Small Doubt

byte a = 3; //1
byte b = 4; //2
byte c = a + b; //3

Line 3 will give compilation error Because the compiler knows that the result may come as int.

My Question here is.
if i give literals instead of variable in the expressions like
byte c1 = 3 + 4; // No compilation error
byte c2 = 300 + 4; // compilation error
byte c3 = 126 + 1; // No Compilation error
byte c4 = 126 + 2; // Compilation error

Why it is like this? Does the compiler executes the expression?
I think execution of expression will happen at run time.

I am very new to java. Please clarify my doubt.

Originally posted by Vamsi Krishna Uppalapati:
byte a = 3; //1
byte b = 4; //2
byte c = a + b; //3

Line 3 will give compilation error Because the compiler knows that the result may come as int.

My Question here is.
if i give literals instead of variable in the expressions like
byte c1 = 3 + 4; // No compilation error
byte c2 = 300 + 4; // compilation error
byte c3 = 126 + 1; // No Compilation error
byte c4 = 126 + 2; // Compilation error

Why it is like this? Does the compiler executes the expression?
I think execution of expression will happen at run time.

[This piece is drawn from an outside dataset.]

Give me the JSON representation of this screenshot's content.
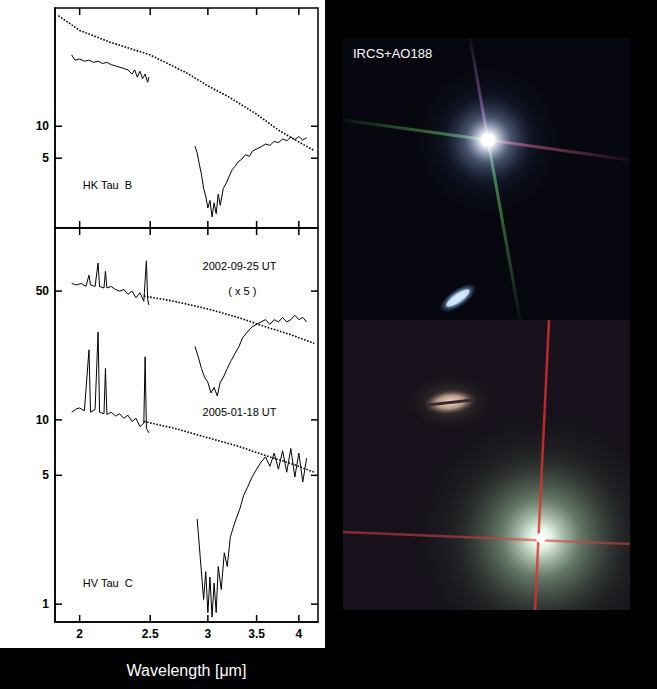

I am very new to java. Please clarify my doubt.

What you will say now....

You can easily understand the difference now.....

Code speaks itself the difference..

[B]public class Sample { public static void main(String args[]) { final byte a = 4; final byte b = 3; byte c = a + b; System.out.println(" a: " + a + " b: " + b + " c: " + c); } }[/B]

See there is a lot of difference in a normal variable and a final Constant.

This may helps you a lot.

Originally posted by Vamsi Krishna Uppalapati:

Why it is like this? Does the compiler executes the expression?
I think execution of expression will happen at run time.

Ofcourse this is runtime processing, but atleast compiler wants to ensure itself not to run in short of conversions.

Please correct me If I am wrong.

Vamsi Krishna Uppalapati (whose Member # 135497 is a prime) wrote:
Why it is like this? Does the compiler executes the expression?
I think execution of expression will happen at run time.



Yes, these integer literal calculations will be calculated at compile time.
Imagine integer (or double, float ...) literals as constants, they never change.
I mean, the literals never change, not the variables that hold them.
So the compiler checks, what comes out, and if it fits into the byte.

Also this will compile:
final int i=126, j=1;
byte b=i+j;

But only with the final modifier.



Yours,
Bu.

My question is why it is giving compilation error when we declare like
byte b = 100 + 200;
ant not giving compilation error when we declare like
byte b = 100 + 1;

Does the complier calculates the value on RHS?

Thanks hassel, it clears my doubt...

Originally posted by Vamsi Krishna Uppalapati:
My question is why it is giving compilation error when we declare like
byte b = 100 + 200;
ant not giving compilation error when we declare like
byte b = 100 + 1;

Does the complier calculates the value on RHS?

100, 1, and 200 are all compile-time constants, so the values of 100+200, and 100+1 can be computed at compile-time.

100+200 is an int that is too large to fit into a byte.